Louis est ici; il se remet tout doucement, il se loue avec effusion de vos bontés pour lui et des amis que vous lui avez procurés à Toulon. Depuis mon retour à Londres, je n'ai rien vu, rien entendu; je ne puis donc rien vous raconter. Je ne connais pas encore les Vêpres de Verdi. Meyerbeer doit être content de son Étoile à Covent-Garden; on lui a jeté des bouquets comme à une prima donna. Et Gouin n'y était pas! Bennet et son fils (Ritter) m'avaient suivi à Londres. Après avoir entendu l'adagio de Roméo et Juliette par notre grand orchestre d'Exeter Hall, Bennet, le père, commence à croire que le piano ne peut pas approcher de cette puissance expressive, chose qu'il ne croyait pas auparavant...

Son fils est un admirable et charmant enfant, qui sera bientôt, je le crois, un grand artiste. Il vous a remplacé dans la Fée Mab, en jouant les petites cymbales.

LXXVIII.

AU MÊME.

Paris, 9 janvier 1856.

Merci de toutes les choses amicales que vous me dites et des détails que vous me donnez sur le mouvement musical du centre où vous vivez. Il n'y a rien ici de nouveau; l'Opéra ne varie pas plus son répertoire qu'il ne le variait autrefois.

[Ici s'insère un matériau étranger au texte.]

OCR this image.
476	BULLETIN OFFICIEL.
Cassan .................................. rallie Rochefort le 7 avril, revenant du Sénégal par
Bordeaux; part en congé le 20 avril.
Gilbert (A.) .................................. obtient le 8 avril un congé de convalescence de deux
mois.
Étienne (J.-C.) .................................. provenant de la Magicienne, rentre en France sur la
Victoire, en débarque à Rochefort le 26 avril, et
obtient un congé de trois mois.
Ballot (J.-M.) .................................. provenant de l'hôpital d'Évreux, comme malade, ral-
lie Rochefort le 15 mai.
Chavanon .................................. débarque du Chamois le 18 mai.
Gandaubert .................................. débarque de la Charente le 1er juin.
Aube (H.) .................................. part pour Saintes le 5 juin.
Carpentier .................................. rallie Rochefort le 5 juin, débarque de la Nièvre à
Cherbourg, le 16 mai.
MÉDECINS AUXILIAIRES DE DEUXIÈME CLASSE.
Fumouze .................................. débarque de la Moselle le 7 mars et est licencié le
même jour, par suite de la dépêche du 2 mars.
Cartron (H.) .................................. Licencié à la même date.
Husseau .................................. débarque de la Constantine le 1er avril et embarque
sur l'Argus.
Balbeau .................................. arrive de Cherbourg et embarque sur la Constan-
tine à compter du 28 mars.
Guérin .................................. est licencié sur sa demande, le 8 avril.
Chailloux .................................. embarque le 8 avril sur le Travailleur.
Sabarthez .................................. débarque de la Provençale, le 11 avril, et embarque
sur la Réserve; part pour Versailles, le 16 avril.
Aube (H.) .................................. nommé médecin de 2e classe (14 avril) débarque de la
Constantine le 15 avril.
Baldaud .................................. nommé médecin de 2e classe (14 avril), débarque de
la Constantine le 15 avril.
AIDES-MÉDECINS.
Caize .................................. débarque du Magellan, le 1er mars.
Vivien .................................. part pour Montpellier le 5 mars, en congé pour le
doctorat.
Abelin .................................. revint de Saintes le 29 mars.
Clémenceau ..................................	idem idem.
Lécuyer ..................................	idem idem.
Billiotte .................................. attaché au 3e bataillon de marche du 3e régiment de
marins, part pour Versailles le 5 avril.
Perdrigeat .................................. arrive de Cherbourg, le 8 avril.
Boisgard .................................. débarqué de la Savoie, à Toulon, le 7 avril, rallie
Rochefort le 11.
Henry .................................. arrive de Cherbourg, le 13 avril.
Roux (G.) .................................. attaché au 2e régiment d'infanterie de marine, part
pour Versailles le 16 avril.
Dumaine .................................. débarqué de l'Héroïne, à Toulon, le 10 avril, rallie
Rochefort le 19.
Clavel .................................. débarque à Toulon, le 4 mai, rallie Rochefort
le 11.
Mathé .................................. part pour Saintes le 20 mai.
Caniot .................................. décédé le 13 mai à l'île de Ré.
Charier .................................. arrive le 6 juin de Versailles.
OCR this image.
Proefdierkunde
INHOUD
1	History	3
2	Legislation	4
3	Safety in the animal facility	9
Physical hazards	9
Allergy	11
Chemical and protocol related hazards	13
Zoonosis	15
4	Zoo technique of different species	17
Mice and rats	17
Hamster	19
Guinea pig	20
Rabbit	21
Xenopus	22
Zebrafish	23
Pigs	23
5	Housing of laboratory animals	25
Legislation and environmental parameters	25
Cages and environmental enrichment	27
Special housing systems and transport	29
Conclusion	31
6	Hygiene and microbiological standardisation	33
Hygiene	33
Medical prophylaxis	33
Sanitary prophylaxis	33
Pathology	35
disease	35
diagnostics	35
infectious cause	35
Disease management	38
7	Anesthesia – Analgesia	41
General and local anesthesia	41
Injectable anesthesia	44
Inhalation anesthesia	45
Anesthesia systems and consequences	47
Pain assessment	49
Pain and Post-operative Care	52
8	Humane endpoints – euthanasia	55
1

Mais je le crois (l'Opéra) dans de graves embarras. Crosnier ne veut ni ne peut rien; le directeur musical c'est Girard, qui fait tout ce qu'il veut et ne laisse rien faire que ce qu'il veut; il a pour remplir cette dictature 18,000 francs d'appointements.

On vient de décorer Dietsch. Que vous dirai-je? On donne un opéra nouveau tous les huit jours. Le Théâtre-Lyrique a été sur le point de fermer avant-hier; il ne payait pas du tout. Il repaye un peu maintenant et compte, pour se sauver, sur un opéra de Clapisson. L'Opéra-Italien est en perte de 200,000 francs. L'Opéra-Comique seul, sans faire de brillantes affaires, se soutient passablement.

Tout cela n'est pas gai; on ne voit que tripotages, platitudes, niaiseries, gredineries, gredins, niais, plats et tripoteurs.

Je me tiens toujours de plus en plus à l'écart de ce monde empoisonné d'empoisonneurs.